サッカーワールドカップ(W杯)北中米大会の準決勝で、アルゼンチンはイングランドを2-1で下し、連覇に王手をかけた。起死回生の同点ゴールを決めたのは、25歳のMFエンソ・フェルナンデスだ。試合後、彼は39歳のリオネル・メッシを肩車し、チームメートと共に勝利を祝った。
フェルナンデスとメッシの10年にわたる絆
この光景には、フェルナンデスが10年前にメッシに宛てた「手紙」のエピソードが重なる。2016年、アルゼンチンが南米選手権決勝で敗れた後、メッシは代表引退を表明。「私にとっての代表は終わった」と語った。当時15歳だったフェルナンデスは、自身のSNSにメッシへの手紙を投稿した。

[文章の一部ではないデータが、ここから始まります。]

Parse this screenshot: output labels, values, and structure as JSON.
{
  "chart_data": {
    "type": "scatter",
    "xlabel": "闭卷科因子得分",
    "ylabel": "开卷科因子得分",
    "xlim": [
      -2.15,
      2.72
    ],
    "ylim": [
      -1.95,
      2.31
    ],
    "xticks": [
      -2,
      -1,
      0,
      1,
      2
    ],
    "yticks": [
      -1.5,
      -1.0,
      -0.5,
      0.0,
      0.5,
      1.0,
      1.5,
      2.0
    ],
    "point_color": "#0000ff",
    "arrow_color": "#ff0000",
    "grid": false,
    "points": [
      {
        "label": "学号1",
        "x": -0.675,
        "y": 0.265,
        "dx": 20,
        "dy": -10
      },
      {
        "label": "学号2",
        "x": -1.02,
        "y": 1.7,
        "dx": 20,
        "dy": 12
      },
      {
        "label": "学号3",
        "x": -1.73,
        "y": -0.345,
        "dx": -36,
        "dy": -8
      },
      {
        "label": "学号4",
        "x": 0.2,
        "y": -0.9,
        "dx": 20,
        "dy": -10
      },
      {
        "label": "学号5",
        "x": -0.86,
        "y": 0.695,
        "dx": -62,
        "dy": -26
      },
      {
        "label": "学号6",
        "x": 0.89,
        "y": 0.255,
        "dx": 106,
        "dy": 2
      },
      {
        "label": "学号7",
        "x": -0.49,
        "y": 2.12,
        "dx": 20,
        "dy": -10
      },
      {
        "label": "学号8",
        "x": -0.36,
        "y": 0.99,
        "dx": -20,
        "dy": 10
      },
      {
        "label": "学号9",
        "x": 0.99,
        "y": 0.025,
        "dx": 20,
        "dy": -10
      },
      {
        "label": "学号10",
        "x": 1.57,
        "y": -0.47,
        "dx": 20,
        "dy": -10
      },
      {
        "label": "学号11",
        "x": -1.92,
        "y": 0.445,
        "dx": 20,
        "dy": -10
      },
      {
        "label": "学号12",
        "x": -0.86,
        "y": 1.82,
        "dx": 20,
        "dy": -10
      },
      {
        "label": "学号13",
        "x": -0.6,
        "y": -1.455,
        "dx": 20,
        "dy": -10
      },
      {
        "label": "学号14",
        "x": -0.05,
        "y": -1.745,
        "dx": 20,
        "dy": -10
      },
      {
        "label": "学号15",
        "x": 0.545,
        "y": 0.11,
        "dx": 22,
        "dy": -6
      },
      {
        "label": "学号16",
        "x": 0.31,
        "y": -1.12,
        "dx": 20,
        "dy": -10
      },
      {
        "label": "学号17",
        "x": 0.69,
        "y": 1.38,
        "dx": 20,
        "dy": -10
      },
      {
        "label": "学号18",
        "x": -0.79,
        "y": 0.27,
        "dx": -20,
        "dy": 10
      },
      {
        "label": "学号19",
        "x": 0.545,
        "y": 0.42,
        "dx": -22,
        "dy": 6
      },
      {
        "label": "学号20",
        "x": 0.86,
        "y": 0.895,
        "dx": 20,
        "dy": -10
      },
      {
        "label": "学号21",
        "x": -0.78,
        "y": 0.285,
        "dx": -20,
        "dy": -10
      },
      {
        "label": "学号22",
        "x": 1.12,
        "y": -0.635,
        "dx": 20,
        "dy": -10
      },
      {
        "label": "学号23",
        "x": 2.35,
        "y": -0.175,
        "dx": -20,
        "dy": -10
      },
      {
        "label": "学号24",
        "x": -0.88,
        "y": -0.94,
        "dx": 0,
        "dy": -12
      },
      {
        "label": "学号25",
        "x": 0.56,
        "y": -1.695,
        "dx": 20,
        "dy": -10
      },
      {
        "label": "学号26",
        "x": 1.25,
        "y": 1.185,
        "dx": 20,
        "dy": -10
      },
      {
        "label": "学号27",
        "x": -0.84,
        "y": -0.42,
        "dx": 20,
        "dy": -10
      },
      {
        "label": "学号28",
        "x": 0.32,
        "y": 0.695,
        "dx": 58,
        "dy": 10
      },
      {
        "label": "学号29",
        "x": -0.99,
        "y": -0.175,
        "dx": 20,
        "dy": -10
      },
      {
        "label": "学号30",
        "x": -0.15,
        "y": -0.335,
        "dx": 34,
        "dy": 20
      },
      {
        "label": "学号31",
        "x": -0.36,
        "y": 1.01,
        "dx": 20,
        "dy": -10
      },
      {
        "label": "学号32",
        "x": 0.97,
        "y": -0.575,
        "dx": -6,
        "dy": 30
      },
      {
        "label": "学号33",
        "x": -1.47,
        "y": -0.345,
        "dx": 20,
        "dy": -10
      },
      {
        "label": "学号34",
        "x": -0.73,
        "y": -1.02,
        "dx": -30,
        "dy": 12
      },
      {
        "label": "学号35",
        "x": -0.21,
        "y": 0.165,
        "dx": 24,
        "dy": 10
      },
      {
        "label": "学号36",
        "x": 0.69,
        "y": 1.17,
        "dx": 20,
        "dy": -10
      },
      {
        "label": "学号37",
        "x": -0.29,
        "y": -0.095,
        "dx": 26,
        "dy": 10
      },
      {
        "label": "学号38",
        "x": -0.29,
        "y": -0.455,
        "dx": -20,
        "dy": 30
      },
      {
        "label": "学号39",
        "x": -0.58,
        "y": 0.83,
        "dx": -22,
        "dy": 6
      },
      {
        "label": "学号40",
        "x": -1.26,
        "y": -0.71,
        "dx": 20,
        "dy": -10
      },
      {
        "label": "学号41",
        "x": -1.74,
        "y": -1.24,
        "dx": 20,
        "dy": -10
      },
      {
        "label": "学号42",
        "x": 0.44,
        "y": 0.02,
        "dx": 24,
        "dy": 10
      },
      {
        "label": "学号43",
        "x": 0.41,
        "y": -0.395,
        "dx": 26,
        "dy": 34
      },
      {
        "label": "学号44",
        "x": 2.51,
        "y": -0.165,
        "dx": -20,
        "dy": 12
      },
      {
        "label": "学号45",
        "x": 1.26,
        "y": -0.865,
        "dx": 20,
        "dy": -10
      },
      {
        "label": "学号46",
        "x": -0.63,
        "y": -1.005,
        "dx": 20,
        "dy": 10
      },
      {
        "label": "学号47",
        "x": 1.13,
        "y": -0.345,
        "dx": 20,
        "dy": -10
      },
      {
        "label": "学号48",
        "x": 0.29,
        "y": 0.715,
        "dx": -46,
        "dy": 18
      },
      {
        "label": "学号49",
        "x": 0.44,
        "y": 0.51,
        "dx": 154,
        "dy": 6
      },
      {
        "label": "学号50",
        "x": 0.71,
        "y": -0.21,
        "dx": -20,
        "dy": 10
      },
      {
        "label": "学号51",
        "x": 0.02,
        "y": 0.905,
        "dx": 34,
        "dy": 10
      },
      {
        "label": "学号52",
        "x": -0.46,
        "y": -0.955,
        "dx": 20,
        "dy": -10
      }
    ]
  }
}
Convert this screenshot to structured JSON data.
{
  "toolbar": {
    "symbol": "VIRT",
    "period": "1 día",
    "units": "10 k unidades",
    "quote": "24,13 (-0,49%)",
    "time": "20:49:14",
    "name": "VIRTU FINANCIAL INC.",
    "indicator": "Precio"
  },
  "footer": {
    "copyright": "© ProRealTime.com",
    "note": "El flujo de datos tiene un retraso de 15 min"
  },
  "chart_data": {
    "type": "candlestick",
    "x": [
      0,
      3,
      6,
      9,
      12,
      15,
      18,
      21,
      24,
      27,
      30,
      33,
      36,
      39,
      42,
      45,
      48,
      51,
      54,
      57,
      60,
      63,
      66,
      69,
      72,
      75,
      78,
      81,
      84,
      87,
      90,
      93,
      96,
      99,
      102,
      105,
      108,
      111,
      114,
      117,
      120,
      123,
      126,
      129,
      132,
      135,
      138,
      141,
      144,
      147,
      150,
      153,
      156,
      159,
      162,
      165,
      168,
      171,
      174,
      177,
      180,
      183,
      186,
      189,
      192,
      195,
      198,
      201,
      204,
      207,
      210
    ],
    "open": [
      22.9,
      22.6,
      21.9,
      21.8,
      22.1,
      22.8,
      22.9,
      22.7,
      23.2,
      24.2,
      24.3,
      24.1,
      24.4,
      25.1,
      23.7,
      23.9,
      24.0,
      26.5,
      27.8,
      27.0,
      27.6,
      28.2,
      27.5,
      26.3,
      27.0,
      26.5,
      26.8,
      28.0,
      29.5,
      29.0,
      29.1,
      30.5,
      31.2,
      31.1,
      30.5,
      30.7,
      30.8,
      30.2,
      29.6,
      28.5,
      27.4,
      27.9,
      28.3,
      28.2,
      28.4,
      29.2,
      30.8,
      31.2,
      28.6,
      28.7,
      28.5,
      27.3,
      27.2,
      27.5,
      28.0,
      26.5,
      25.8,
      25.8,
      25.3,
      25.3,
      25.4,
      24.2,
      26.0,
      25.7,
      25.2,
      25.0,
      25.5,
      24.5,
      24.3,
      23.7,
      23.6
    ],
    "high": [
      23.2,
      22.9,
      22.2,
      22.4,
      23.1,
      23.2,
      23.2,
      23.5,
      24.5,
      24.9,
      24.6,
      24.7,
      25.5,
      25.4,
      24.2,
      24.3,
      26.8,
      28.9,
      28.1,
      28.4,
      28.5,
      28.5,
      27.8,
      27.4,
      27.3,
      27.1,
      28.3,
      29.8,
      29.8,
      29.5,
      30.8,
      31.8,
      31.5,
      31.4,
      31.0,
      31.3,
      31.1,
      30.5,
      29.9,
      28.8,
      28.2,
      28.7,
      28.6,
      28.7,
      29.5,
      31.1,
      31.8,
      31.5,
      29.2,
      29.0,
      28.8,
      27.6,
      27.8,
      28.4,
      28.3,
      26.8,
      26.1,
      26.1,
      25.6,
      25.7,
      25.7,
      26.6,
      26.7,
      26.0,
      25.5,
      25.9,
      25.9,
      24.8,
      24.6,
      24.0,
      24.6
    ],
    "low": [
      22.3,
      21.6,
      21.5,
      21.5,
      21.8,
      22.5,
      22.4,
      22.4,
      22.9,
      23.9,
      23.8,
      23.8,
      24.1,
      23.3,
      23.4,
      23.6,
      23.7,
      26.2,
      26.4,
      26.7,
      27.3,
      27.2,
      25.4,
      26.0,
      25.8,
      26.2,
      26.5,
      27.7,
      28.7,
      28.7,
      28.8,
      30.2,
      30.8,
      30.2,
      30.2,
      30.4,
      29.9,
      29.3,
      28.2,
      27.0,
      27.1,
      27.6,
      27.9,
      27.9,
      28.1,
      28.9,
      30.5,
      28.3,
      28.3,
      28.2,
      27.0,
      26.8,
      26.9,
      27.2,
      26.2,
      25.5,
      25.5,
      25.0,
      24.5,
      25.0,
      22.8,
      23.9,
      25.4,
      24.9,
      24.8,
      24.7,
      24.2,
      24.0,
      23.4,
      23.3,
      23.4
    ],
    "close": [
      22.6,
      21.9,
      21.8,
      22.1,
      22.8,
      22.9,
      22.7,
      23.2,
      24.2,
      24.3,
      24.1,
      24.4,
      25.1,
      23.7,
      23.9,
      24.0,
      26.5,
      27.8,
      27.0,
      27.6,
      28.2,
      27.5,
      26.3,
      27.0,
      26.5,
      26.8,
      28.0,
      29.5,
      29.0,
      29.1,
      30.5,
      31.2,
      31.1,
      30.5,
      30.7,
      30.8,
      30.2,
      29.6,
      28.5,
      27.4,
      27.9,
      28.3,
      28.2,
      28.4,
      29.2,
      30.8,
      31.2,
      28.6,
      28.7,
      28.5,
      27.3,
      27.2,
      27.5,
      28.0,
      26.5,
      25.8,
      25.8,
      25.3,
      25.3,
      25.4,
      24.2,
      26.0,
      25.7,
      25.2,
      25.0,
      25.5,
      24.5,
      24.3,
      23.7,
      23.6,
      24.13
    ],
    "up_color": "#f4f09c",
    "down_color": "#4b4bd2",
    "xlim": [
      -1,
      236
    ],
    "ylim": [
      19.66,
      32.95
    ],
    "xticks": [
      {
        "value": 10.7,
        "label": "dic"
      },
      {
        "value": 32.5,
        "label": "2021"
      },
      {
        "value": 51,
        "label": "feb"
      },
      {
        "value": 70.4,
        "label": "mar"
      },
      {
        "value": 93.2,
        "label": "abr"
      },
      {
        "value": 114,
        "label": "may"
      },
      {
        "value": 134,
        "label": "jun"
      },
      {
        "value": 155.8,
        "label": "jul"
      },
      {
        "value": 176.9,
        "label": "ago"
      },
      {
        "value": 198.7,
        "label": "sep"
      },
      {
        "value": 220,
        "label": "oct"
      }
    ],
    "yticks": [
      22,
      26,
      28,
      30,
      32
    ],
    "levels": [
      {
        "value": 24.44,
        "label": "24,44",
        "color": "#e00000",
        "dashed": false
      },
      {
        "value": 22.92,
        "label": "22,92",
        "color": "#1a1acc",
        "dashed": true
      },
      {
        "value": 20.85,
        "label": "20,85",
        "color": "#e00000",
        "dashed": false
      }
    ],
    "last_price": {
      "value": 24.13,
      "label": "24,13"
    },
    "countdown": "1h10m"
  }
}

「どうすれば、あなたを説得できるでしょうか?」から始まるその文には、憧れのヒーローに引退撤回を願う思いが綴られていた。「楽しむために代表に残ってください」「あなたのプレーを見ることが最大の誇りです」と。
少年は成長し、代表でメッシと共にプレーする夢を叶えた。2022年のカタール大会では「ベストヤングプレーヤー賞」を受賞し、メッシの悲願だった優勝に貢献した。
10年後の回答
あれから10年。今大会中の会見で、「今メッシに手紙を送るとしたら、何を書くか」と問われたフェルナンデスはこう答えた。「彼から学んだことや共有した思い出は多すぎる。1冊の本でも足りないでしょう」
敬愛するスターに、もう一度W杯のトロフィーを掲げさせる――その目標が25歳の原動力だ。逆転勝利後、フェルナンデスはメッシを肩車しながら、仲間と共に「メッシと手を取り合い、私たちはすべてを達成する」と歌った。主将のために団結するアルゼンチンが、死闘を制し連覇に王手をかけた。
イングランドの自滅
一方、イングランドは自滅した。後半10分にクロスから先制した後、攻撃的な選手を下げてDFコンサを投入し、5バックで逃げ切る策に出た。しかし、それが裏目に出た。時に全選手が自陣ペナルティーエリア近くに戻るほど重心が下がり、耐えしのぐ時間が続いた。サイドに流れたメッシに何度もピンポイントクロスを許し、逆転を許したのはメッシの2アシストによるものだ。
終盤に攻撃的選手を投入して軌道修正を図ったが、遅すぎた。60年ぶりの決勝進出を逃したイングランド。トゥヘル監督は「責任は私にある。批判は受け入れる」と悔やんだ。